The risk of developing a hematologic or solid tumor second primary malignancy (SPM) was higher in patients receiving lenalidomide, with hazard ratios of 2.03 (95% CI, 1.14-3.61; P = .015) and 1.71 (95% CI, 1.04-2.79; P = .032), respectively. There were 36 hematologic SPMs in the lenalidomide cohort compared with 17 in the control group. Cases of solid tumor SPMs were 43 and 25, respectively.

McCarthy noted, however, that, “The overall survival benefit of lenalidomide maintenance outweighs the risk of developing an SPM.”

IFM 2005-02 was a phase III double-blind trial in which treatment-naïve patients with multiple myeloma who had received induction chemotherapy and ASCT were randomized in a 1:1 ratio to consolidation lenalidomide (25 mg/day on days 1-21 of each 28-day cycle, for 2 cycles) followed by placebo or maintenance lenalidomide (10 mg/day induction dose increased to 15 mg/day at 3 months if tolerated). The study was conducted at 78 centers in France, Belgium, and Switzerland, and had a primary endpoint of posttrantplant PFS.
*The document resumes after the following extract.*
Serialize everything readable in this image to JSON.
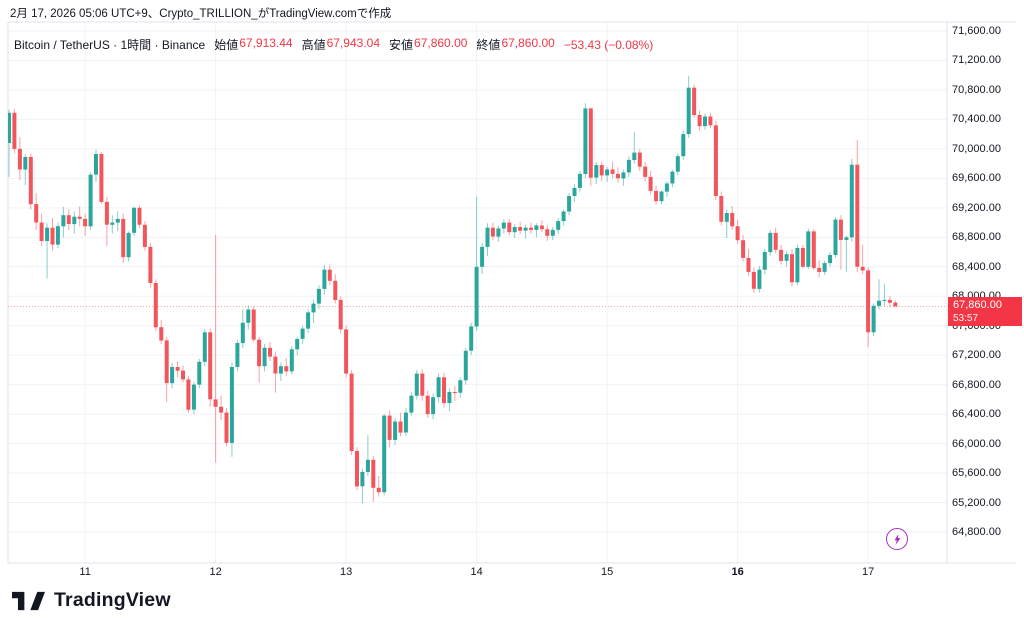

In the the double-blind, open-label phase III GIMEMA-RVMM-PI-209 trial, newly diagnosed patients with multiple myeloma who received standard induction with lenalidomide plus dexamethasone were then treated with ASCT or MPR (melphalan, prednisone, and lenalidomide), followed by maintenance lenalidomide or no treatment. The trial was conducted at 62 locations in Italy and Israel. The primary objective was PFS and the secondary outcome measure was the efficacy and safety of maintenance lenalidomide.

Commenting on the pooled analysis results, the lead investigator of the GIMEMA study, Antonio Palumbo, MD, of the University of Torino, said, “The results of this meta-analysis reinforce the long-term benefit that lenalidomide maintenance therapy has demonstrated in myeloma patients who receive an autologous stem cell transplant within the large, phase III studies individually.”

Attal M, Palumbo A, Holstein SA, et al. Lenalidomide (LEN) maintenance (MNTC) after high-dose melphalan and autologous stem cell transplant (ASCT) in multiple myeloma (MM): a meta-analysis (MA) of overall survival (OS). J Clin Oncol 34, 2016 (suppl; abstr 8001).

The doubled-blind phase III CALGB (Alliance) 100104 trial randomized patients with multiple myeloma to maintenance lenalidomide or placebo after first-line chemotherapy and ASCT. Lenalidomide was started at 10 mg daily and elevated to 15 mg daily at 3 months for patients who tolerated the initial treatment. The trial was conducted at 47 locations in the United States. The primary endpoint was time to tumor progression.